My opinion: Keep if he shows the capability to be a fifth or sixth wide receiver at training camp.

Antonio Callaway

NFL: Kansas City Chiefs at Miami Dolphins Jasen Vinlove-USA TODAY Sports

Callaway was signed to a reserve/future deal by the Chiefs after playing five games for the Miami Dolphins in 2020. He missed the first eight games of the season due to a suspension for violating the NFL’s substance abuse policy. Before that, he played 20 games over two seasons for the Cleveland Browns, scoring five touchdowns and averaging over 13 yards a catch on 51 receptions.

He only caught a couple passes for 20 total yards in 2020, but it didn’t help that he was inactive for a majority of the schedule. He’s a field-stretching, speedy playmaker who picked the right place to try and reboot his career. If there’s any team can find a way to use his skillset, it’s Kansas City.

My opinion: Keep him until at least training camp to see what he can do.

Chad Williams, Jody Fortson, Gehrig Dieter, Maurice Ffrench, and Dalton Schoen

All five of these wide receivers are signed to reserve/future deals. Williams has the biggest cap hit out of all — $920,000 — but all could be cut at any time with no dead money. Williams hasn’t played since late in the 2019 season; he was released by the Indianapolis Colts in September of 2020 with an injury settlement. The former third-round pick has talent, but has struggled with producing in the NFL.

Chiefs fans are familiar with Fortson and Dieter.
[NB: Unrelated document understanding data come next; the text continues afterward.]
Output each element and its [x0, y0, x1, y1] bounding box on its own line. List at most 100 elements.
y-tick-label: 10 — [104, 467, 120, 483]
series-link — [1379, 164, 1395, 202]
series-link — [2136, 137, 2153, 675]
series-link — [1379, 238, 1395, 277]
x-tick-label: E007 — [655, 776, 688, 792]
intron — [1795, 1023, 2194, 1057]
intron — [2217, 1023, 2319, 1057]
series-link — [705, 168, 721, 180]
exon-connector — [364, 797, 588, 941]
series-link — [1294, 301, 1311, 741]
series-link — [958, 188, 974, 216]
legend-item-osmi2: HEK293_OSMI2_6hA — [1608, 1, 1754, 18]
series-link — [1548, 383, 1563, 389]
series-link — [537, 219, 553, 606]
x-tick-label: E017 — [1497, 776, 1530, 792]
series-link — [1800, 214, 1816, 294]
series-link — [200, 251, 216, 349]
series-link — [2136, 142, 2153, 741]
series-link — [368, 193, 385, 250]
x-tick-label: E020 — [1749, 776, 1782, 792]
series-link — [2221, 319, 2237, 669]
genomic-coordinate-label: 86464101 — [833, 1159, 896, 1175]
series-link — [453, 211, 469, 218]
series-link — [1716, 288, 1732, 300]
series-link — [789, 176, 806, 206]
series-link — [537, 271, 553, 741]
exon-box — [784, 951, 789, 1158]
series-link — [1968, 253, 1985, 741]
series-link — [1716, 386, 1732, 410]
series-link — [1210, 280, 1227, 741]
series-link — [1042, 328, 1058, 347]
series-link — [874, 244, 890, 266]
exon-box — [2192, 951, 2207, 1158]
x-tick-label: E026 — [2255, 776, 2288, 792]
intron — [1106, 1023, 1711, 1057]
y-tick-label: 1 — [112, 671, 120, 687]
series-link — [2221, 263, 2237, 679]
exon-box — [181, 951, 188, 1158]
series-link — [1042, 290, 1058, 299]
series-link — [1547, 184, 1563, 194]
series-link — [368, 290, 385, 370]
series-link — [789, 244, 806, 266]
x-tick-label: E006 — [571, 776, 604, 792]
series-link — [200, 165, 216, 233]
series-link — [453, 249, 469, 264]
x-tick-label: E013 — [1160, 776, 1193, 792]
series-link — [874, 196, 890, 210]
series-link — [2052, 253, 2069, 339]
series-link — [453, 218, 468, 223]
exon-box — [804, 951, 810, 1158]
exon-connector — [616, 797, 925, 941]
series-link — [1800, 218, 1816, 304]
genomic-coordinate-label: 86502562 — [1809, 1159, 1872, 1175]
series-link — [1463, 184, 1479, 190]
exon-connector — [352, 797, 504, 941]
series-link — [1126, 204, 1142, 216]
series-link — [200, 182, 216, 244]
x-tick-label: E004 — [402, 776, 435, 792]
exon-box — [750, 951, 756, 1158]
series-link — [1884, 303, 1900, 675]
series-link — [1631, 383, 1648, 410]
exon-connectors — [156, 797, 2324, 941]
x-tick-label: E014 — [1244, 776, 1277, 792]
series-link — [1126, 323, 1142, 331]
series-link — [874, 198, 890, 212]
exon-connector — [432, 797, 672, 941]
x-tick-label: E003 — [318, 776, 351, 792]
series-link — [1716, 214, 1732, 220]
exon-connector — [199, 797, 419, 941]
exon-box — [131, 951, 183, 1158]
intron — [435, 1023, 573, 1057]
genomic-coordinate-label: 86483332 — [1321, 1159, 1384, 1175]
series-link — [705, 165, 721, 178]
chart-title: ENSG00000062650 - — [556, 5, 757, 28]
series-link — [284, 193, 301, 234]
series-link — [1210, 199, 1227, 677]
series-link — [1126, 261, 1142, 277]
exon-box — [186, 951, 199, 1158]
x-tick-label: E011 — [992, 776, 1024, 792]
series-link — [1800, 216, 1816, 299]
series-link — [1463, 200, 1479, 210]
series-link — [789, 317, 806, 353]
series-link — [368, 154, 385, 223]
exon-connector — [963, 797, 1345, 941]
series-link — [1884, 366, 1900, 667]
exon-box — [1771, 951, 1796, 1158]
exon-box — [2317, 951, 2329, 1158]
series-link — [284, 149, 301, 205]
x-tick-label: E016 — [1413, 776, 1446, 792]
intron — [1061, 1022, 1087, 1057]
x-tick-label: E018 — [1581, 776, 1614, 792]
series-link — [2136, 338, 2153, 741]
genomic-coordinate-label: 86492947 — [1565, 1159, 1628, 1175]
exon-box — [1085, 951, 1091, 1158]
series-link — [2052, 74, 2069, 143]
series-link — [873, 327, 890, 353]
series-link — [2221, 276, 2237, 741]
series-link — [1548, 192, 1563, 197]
Unless the practice-squad rules are the same as 2020, it’s hard to see Dieter sticking around; Fortson’s physical traits make him a slightly more likely candidate to survive cuts. Ffrench probably has the best chance of this group to make the 53-man roster.

My opinion: Keep at least Williams and Ffrench until training camp to see what they can do.

Who they could sign

General manager Brett Veach has implied that the Chiefs wouldn’t be competing for the top-tier wide receiver free agents — and I agree that they shouldn’t. They should tender ERFA Byron Pringle. They could also re-sign Demarcus Robinson or Sammy Watkins, but I’d prefer going a different direction.

Lower-priced free agent possibilities include Josh Reynolds of the Los Angeles Rams, Keelan Cole of the Jacksonville Jaguars, Kendrick Bourne of the San Francisco 49ers or Cleveland Browns’ Rashard Higgins.

Who they could draft

A first-round wide receiver is absolutely an option — although if a worthwhile offensive lineman or defensive end is available, it shouldn’t be. If they draft a receiver at 31, names to remember include Minnesota’s Rashod Bateman, Florida’s Kadarius Toney, LSU’s Terrace Marshall Jr. or Purdue’s Rondale Moore.

If they choose to draft a receiver in later rounds, some prospects that fit what the Chiefs are looking for are USC’s Amon-Ra St. Brown, Michigan’s Nico Collins, North Carolina’s Dyami Brown, Oklahoma State’s Tylan Wallace or Auburn’s Seth Williams.